A total of 637 patients with RA were compared to 496 controls on the trait EI Questionnaire (TEIQue). RA subgroups were explored in terms of trait EI, rheumatoid factor status (RF+/-), depression and time from onset of symptoms until diagnosis (diagnostic delay).
The RA group rated themselves lower on Adaptability, Stress-management, Emotion management, Self-esteem, Sociability, Assertiveness, Impulsiveness and Well-being, and higher on Empathy and Relationships than healthy controls. The RF- subtype reported more time with depression (25.2 vs. 11.3 months), a longer diagnostic delay (3.0 vs. 1.7 years), and greater emotional expression (5.15 vs. 4.72), than the RF+ subtype. These differences were significant at the P <0.05 level, but not following strict Bonferroni corrections and should therefore be treated as indicative only. RF- patients with a longer diagnostic delay reported depression lasting three times longer (42.7 months), when compared to three other subtypes (11.0 to 12.7 months).

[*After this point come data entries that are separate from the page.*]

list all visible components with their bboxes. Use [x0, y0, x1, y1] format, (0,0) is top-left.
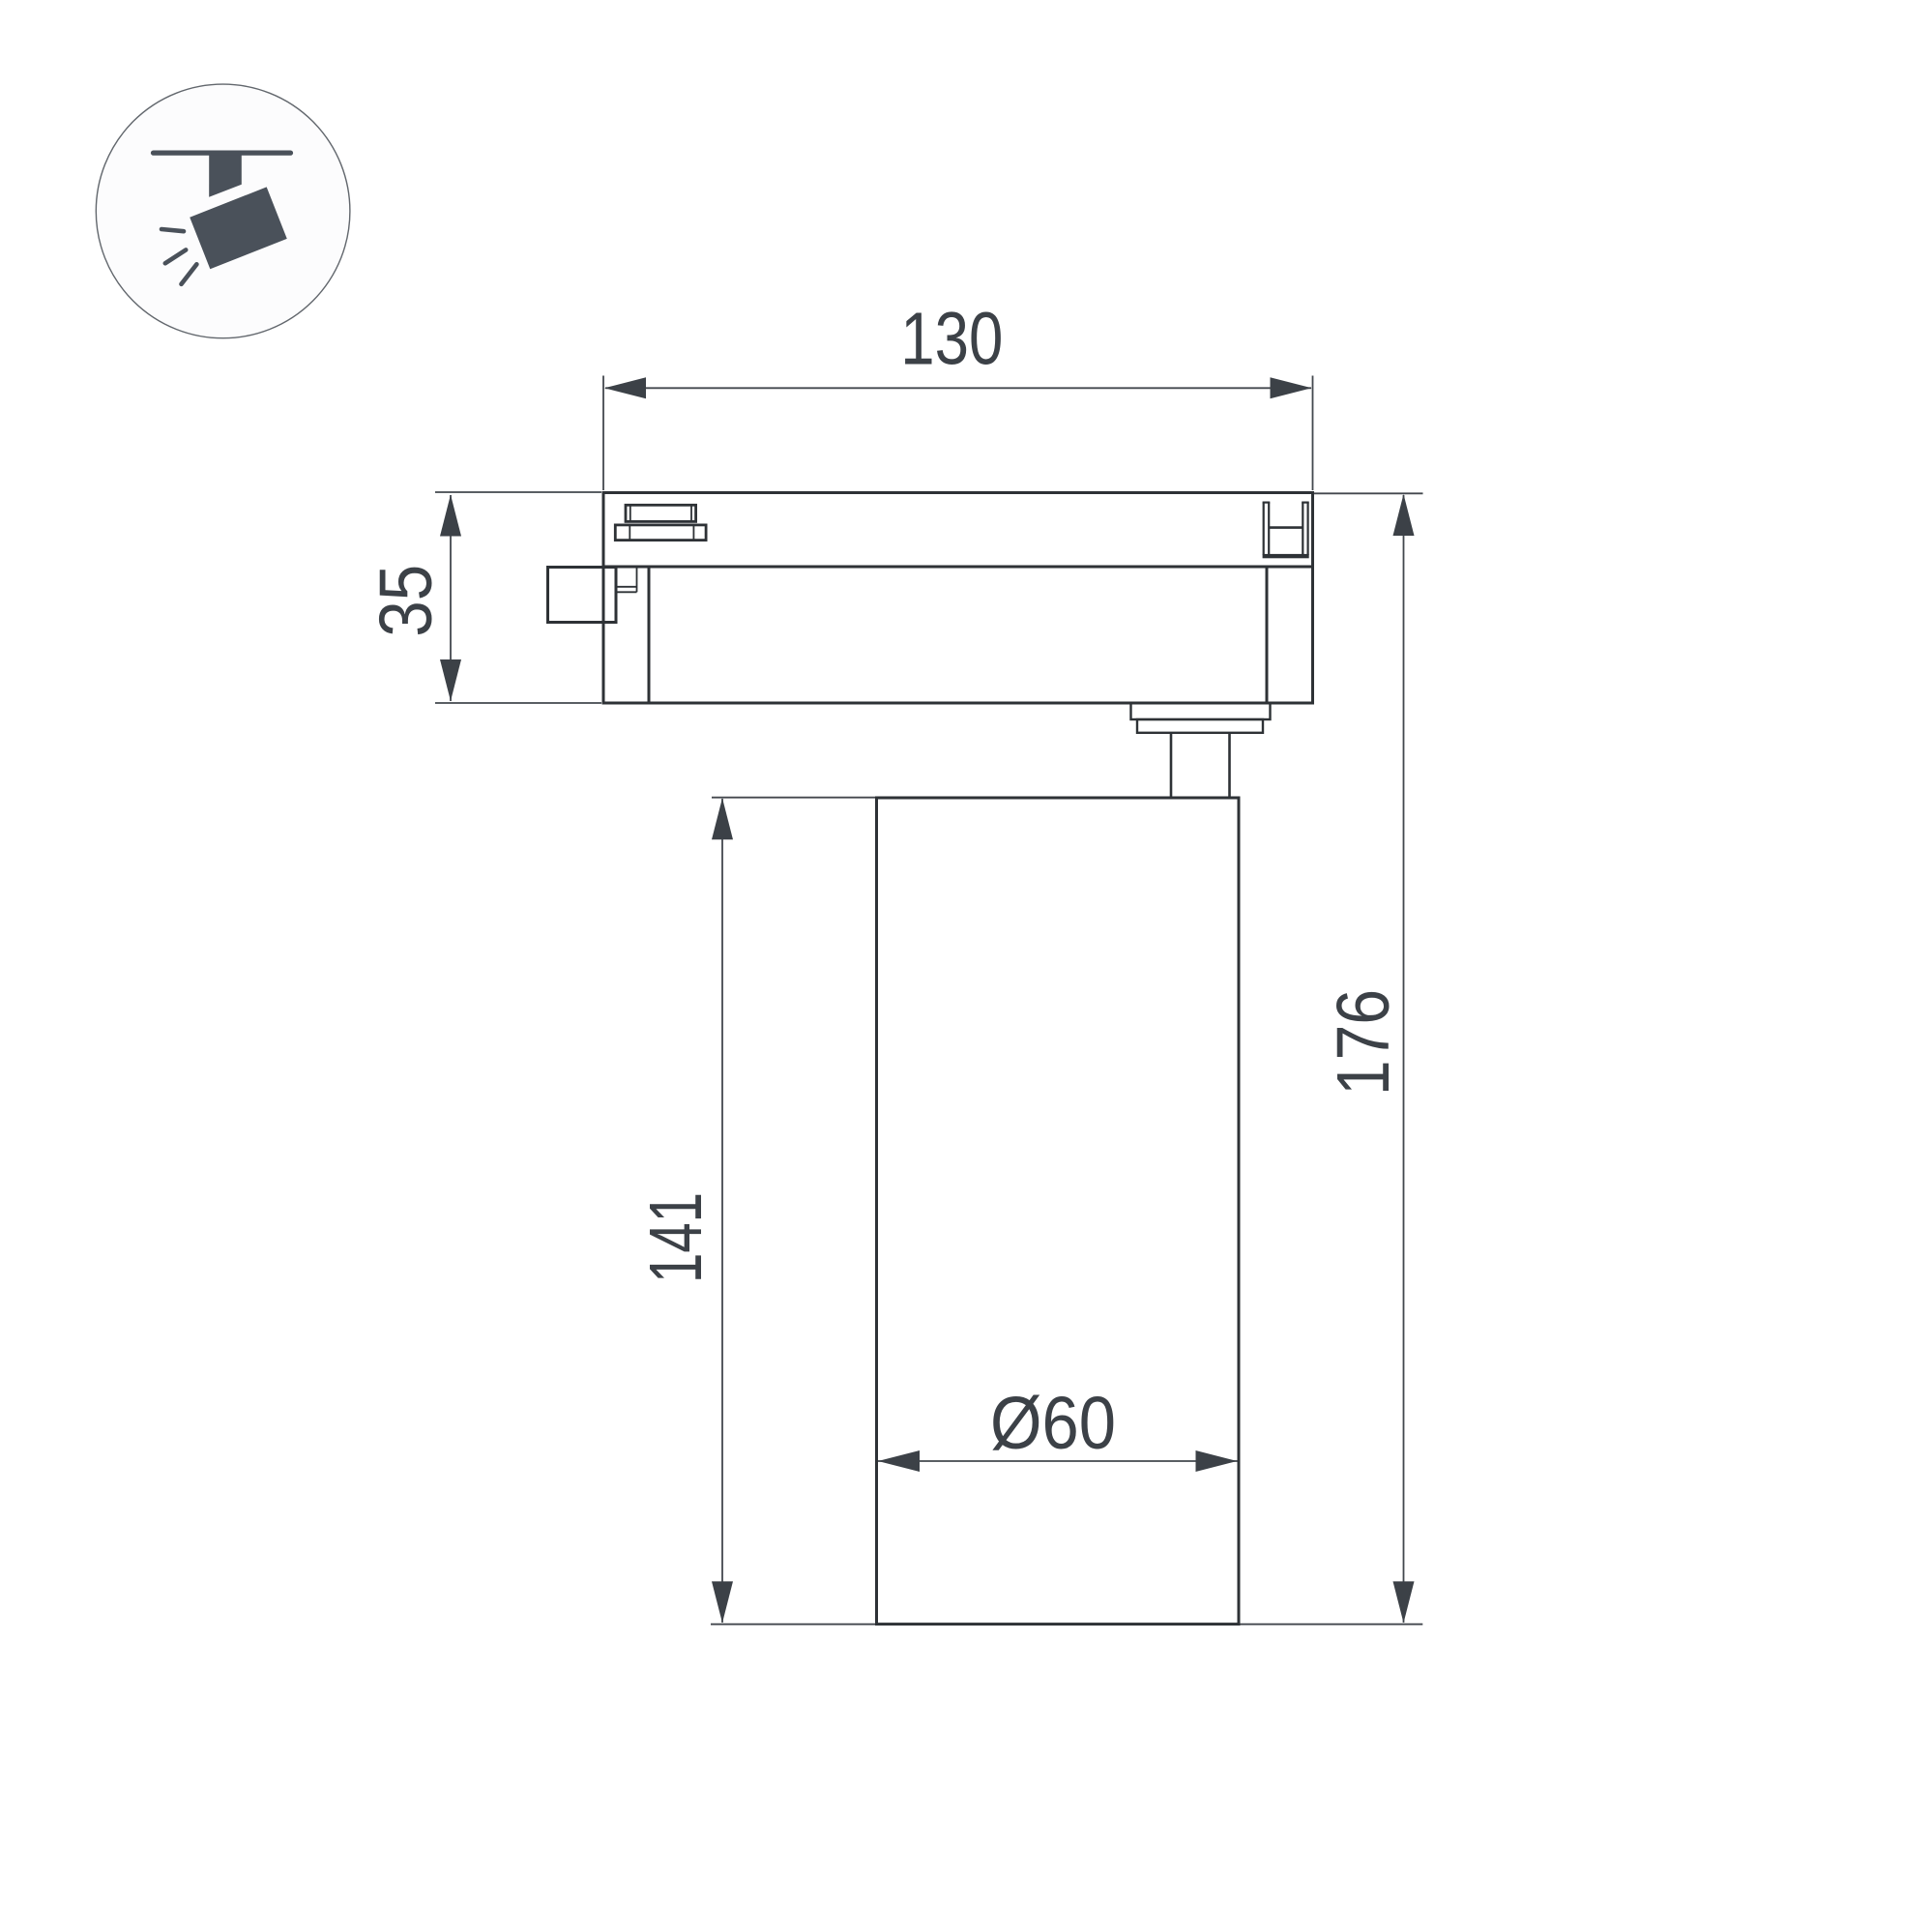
svg-text:35: 35 [365, 565, 448, 637]
svg-text:Ø60: Ø60 [990, 1382, 1116, 1465]
svg-text:176: 176 [1322, 989, 1405, 1096]
svg-text:130: 130 [900, 297, 1003, 380]
svg-text:141: 141 [634, 1192, 717, 1283]
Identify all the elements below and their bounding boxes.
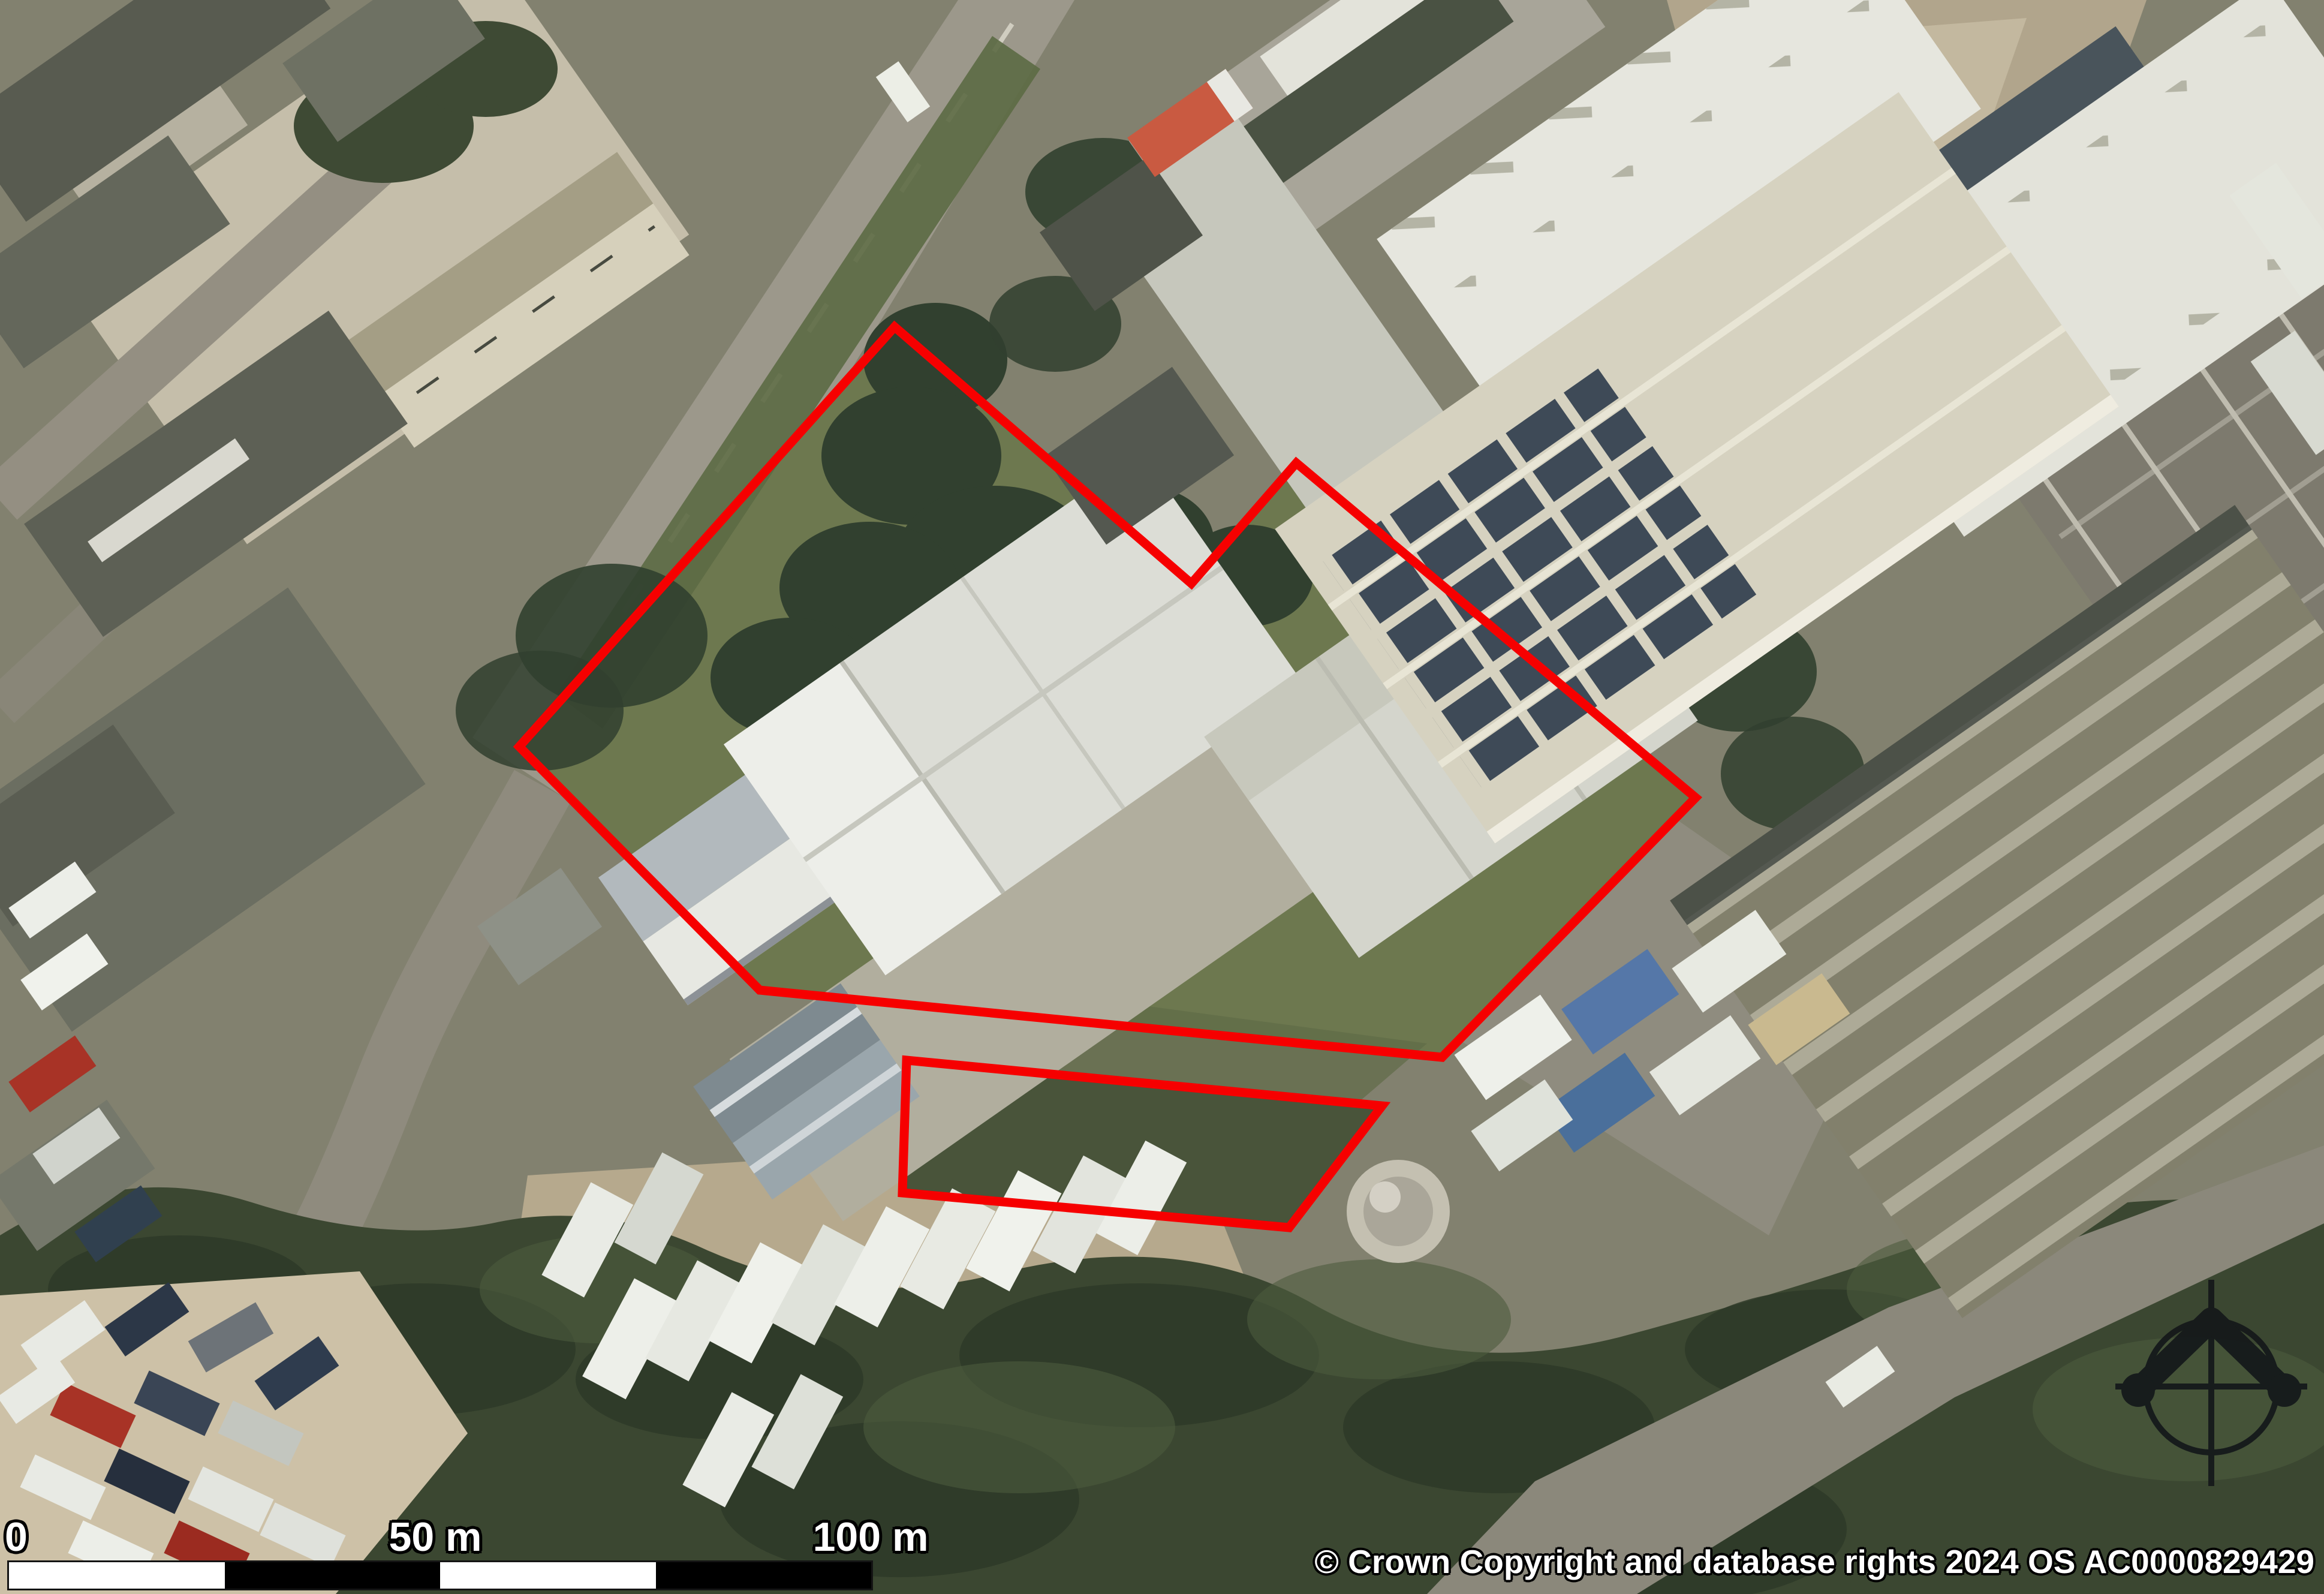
copyright-attribution: © Crown Copyright and database rights 20… [1314, 1542, 2314, 1581]
scale-label-fifty: 50 m [389, 1514, 482, 1560]
aerial-photo [0, 0, 2324, 1594]
scale-bar [7, 1560, 873, 1590]
scale-label-zero: 0 [5, 1514, 28, 1560]
scale-bar-segment [225, 1562, 441, 1589]
scale-bar-segment [656, 1562, 872, 1589]
map-canvas: 0 50 m 100 m © Crown Copyright and datab… [0, 0, 2324, 1594]
scale-label-hundred: 100 m [813, 1514, 929, 1560]
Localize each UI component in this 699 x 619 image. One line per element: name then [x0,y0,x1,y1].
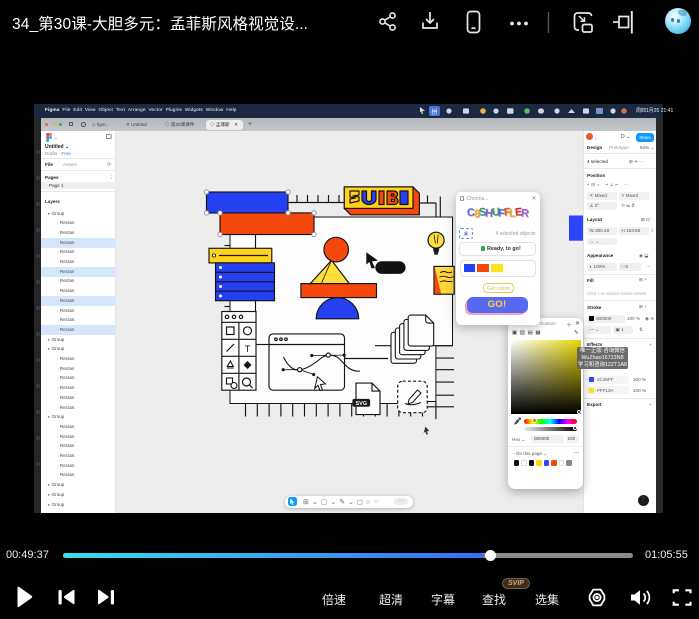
svg-text:T: T [245,344,251,354]
svg-text:SVG: SVG [355,400,367,406]
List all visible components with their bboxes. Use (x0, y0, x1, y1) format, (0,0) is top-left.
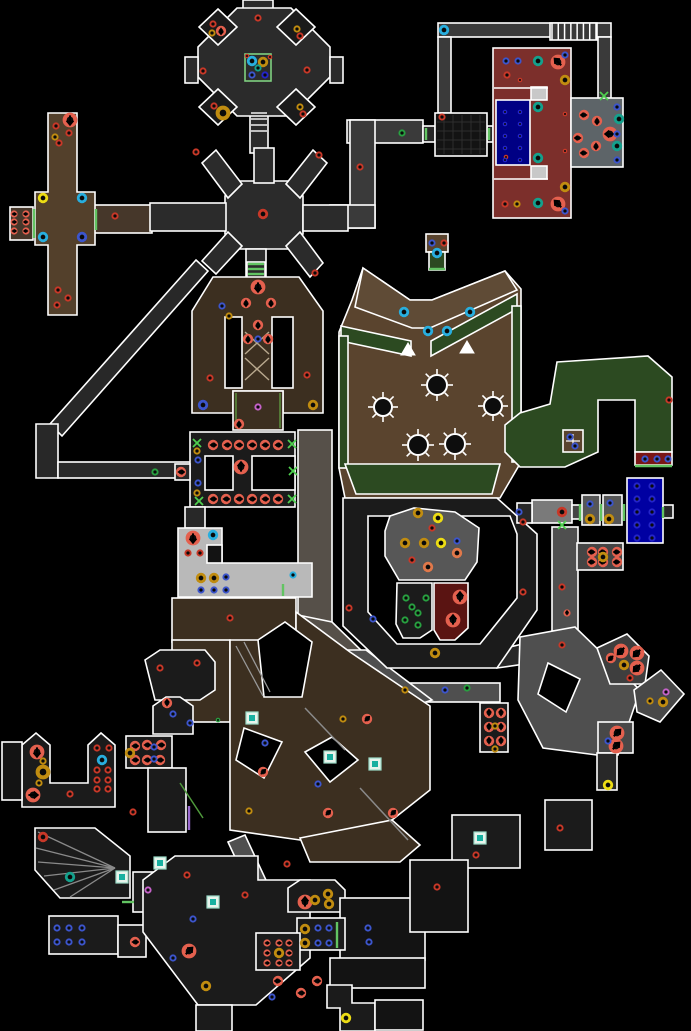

RA patients and controls differ in their emotion-related personality traits, as operationalized by trait EI. These differences may make people with RA more susceptible to chronic stress and HPA-axis dysregulation. RA may be a highly heterogeneous illness where at least two subtypes may be characterized by personality, psychiatric and immunological differences. RF- status, as well as diagnostic delay and emotional expression, may predict future risk of depression. Research on the causes of RA could benefit from a systems science approach.